Zombo.com
- The original Flash version of Zombo.com
- Website type: Web animation: Flash (1999–2021); HTML5 (2021–current);
- Available in: English
- Website: zombo.com at the Wayback Machine (archived 1999-11-28)
- Launched: 10 October 1999; 26 years ago
- Current status: Online (as a website)

= Zombo.com =

Single-serving website

Zombo.com was a single-serving site created in 1999 by Joshua Levine. The site parodies Flash introductory web pages that play while the rest of a site's content loads. Zombo took the concept to a humorous extreme, consisting of one long introductory page that leads to an invitation to sign up for a newsletter.

The site was initially a Flash animation, but it switched to HTML5 due to the discontinuation of Adobe Flash Player. On February 7, 2026, the website was purchased at GoDaddy and was completely redesigned over the following 2 days.

== Creation ==
The domain Zombo.com was registered on October 10, 1999 by Joshua Levine. Levine stated in 2001 that the word "Zombo" meant a male zombie, as a friend of his learned in her English class. Levine also said when it was time to name the site, the word "just sort of popped up."

== Content ==
Originally, Zombo.com consisted of a "blank" page, a colorful title, and a throbber animation of seven colorful quickly-rotating round, circular discs, making them appear as if they were pulsating. The website also contained an audio clip of a man welcoming the visitor to Zombo.com (pronounced as “Zombocom”), with the promise of a place where "everything is possible".

After some time, the option to sign up for a "newZletter" appeared, parodying the concept of online newsletters. It was a continuation of the joke as it was a short link to http://www.zombo.com/join1.htm, which told the reader that this particular option was not available yet. This message was conveyed as a humorously written thank you in the same register form of "newZletter," stating, "ThankZ for your patience." The website's HTML markup also contained the comment "Please Visit http://www.15footstick.com our other website ThankZ", which led to a website containing various art and music, as well as a page selling Zombo.com T-shirts. Since then, the website has gone down for maintenance.

In the HTML5 version, the audio clip loops to the start when it ends, removing the "newZletter" message. The HTML markup comment was also removed. Additionally, the discs in the center spin at a smoother frame rate, making them look less like they change color.

The current version of Zombo.com

On February 7, 2026, the domain was changed to redirect to a website listing Zombo.com as up for sale by GoDaddy.
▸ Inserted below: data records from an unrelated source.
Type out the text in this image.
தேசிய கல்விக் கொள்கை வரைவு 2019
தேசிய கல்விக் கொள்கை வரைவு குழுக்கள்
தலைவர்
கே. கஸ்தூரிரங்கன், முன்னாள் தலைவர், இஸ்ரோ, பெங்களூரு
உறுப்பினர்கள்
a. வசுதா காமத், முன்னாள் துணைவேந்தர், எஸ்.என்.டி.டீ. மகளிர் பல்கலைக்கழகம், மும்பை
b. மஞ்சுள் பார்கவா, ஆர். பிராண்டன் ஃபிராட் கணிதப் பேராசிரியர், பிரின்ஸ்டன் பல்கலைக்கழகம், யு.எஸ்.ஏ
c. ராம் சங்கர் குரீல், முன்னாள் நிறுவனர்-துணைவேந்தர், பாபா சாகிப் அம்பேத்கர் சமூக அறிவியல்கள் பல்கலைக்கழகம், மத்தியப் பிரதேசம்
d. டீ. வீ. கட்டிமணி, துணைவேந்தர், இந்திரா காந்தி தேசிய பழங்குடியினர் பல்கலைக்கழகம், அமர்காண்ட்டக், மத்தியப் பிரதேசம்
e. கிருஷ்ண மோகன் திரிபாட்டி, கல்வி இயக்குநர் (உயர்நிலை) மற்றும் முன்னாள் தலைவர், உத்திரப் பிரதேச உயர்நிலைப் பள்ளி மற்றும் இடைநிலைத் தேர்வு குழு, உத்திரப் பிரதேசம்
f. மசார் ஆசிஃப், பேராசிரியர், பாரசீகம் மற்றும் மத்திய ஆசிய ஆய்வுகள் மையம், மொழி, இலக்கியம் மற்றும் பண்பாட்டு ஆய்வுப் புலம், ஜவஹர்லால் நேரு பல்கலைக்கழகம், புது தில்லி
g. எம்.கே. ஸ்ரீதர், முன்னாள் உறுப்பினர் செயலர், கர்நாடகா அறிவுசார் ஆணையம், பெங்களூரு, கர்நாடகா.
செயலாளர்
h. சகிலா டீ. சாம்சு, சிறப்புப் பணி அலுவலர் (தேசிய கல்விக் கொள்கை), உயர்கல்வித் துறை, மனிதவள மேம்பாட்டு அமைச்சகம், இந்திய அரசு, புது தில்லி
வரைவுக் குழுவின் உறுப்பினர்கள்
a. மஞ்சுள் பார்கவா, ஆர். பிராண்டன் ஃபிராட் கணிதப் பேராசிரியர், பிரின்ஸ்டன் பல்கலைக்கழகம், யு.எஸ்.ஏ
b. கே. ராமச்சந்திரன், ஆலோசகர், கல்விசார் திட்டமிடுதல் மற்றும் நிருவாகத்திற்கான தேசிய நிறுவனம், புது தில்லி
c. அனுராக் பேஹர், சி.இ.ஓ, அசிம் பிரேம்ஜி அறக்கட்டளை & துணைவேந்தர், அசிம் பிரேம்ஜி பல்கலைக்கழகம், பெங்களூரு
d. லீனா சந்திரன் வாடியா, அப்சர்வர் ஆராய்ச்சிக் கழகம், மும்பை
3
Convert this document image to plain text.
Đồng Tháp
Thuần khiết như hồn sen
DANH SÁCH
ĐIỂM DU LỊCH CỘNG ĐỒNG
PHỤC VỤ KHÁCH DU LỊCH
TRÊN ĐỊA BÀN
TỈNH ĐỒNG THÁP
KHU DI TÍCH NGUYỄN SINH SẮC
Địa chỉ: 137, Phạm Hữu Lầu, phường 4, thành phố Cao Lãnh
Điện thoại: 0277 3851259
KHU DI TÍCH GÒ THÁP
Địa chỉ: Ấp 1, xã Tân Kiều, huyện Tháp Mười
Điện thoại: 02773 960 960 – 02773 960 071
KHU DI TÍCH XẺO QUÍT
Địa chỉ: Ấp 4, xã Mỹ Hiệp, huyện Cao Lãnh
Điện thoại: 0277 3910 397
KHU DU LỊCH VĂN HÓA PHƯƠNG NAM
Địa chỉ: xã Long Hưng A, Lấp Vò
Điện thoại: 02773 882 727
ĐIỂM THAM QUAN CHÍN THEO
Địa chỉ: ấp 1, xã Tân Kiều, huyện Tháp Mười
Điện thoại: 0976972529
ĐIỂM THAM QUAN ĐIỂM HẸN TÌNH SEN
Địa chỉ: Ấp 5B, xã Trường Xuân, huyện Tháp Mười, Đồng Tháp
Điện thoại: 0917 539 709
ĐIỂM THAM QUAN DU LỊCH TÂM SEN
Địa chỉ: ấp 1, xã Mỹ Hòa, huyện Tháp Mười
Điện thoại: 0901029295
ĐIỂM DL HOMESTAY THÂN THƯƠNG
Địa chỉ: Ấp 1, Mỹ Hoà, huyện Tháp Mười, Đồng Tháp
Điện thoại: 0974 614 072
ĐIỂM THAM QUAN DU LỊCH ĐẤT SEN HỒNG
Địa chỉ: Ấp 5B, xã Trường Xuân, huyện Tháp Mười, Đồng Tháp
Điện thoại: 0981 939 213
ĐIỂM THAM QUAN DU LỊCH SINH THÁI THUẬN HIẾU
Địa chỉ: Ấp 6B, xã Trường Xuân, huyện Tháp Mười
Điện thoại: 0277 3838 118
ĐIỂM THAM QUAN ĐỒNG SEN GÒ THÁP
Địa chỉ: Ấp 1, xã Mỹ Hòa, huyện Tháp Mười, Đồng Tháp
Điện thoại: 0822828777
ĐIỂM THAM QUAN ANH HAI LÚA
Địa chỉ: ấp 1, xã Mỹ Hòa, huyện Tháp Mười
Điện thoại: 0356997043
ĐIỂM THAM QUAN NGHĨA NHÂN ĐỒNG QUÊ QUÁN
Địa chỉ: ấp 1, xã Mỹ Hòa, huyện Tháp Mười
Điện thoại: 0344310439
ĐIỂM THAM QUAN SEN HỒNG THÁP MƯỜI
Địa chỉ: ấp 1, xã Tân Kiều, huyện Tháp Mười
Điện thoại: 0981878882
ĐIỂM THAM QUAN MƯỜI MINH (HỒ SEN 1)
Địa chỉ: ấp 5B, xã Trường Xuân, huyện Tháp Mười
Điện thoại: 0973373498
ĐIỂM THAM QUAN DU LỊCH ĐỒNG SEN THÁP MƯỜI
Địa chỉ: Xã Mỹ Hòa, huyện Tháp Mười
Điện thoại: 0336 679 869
The redirect was quickly removed, but a series of changes were made to the website over the next few days, completely redesigning the banner, audio, and UI. On February 9, the most recent change was made, which added text at the bottom of the website welcoming the user to "New Management" and stating that the new owner was interested in purchasing the rights for the original content of Zombo.com from its owners. Since then, several fan-made websites have emerged, aiming to recreate the content of the original Zombo.com.

== Popularity ==
Video game producer Bill Roper and artist Dave Rowntree have each listed Zombo as their favorite website; Rowntree explains, "I think [zombo.com] paraphrases the [inter]net. Promises you the earth but delivers a bit of animation with a scratchy soundtrack!" Web animator Joel Veitch chose Zombo.com as the least useful website since "it doesn't do anything except tell you how wonderful it is." Ian McClelland, currently managing director of Guardian Australia, but at the time Senior Producer for Cartoon Network, also cited Zombo.com as the least useful site in the same column two years previously "Utterly useless, absolutely brilliant". Mark Sullivan of PC World listed Zombo among the Internet's ten most useless websites, concluding, "Well, in fact, nothing happens at zombo.com." In 2004 Samela Harris of The Advertiser called Zombo.com "the most welcoming website on the Internet", and in 2007 Daryl Lim of Digital Life called Zombo.com "the ultimate time-waster". A listing in The Australian writes, "Zombo.com has just one joke, but it's a good one." Zombo.com was also featured on Neal.fun's Internet Artifacts.

On 4 September 2013, Matthew Inman, creator of the webcomic The Oatmeal, listed Zombo.com as his favorite website in an interview with Runner's World.

On 23 January 2020, Terry Cavanagh, programmer of VVVVVV and Super Hexagon, created a VR version of Zombo.com.